The coming June report is being overseen by the Senate Intelligence Committee, currently headed by Senator Mark Warner (D-Va.). It is expected to include “detailed analysis of unidentified phenomena data collected by” military intelligence as well as a detailed analysis of data of the FBI, which was derived from investigations from intrusions of unidentified aerial phenomena data over restricted United States Airspace.”
Vice Chairman of the Senate Intelligence Committee Marco Rubio (R-Fla.) is particularly concerned that the phenomenon seems to be very interested in what we’re doing militarily.

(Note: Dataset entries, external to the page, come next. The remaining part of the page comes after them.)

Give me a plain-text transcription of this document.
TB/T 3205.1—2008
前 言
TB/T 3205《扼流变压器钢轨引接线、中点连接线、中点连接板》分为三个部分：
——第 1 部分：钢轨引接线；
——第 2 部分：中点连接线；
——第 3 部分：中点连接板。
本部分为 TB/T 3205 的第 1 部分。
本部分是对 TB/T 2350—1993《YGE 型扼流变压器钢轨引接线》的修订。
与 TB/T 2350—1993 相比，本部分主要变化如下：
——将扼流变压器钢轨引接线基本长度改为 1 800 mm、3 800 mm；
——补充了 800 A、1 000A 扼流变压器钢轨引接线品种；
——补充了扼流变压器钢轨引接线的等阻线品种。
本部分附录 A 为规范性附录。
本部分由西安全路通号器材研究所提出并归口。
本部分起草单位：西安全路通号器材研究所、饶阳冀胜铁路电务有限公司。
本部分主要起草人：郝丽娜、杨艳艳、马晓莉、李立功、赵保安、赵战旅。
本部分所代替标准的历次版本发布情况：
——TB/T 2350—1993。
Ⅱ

“We have things flying over our military bases and places where we’re conducting military exercises, and we don’t know what it is, and it isn’t ours. So, that’s a legitimate question to ask,” Rubio told a Florida CBS affiliate in July of last year. “Frankly, if it’s something that’s from outside this planet, that might actually be better than the fact that we’ve seen some technological leap from the Chinese or the Russians or some other adversary.”
This is not the first time the American military has investigated the subject of UFOs. Project Blue Book is the best-known effort studying the phenomena and it followed on the heels of Project Sign in 1947 and Project Grudge in 1948. Project Blue Book was run by the U.S. Air Force from 1952 to 1969 and collected more than 12,000 UFO incidents, most of which were determined to be misidentifications of conventional aircraft or natural phenomena such as stars or clouds.
Since 1947, when a headline in the Roswell Daily Record proclaimed: “RAAF Captures Flying Saucer on Ranch in Roswell Region,” Americans have been fascinated by the possibility that aliens from other worlds are flying around and investigating us — and who’s to say that isn’t the case?
But God-fearing Americans may want to read Second Thessalonians 2:11 again before they blindly accept anything that the U.S. Government has to say about the subject.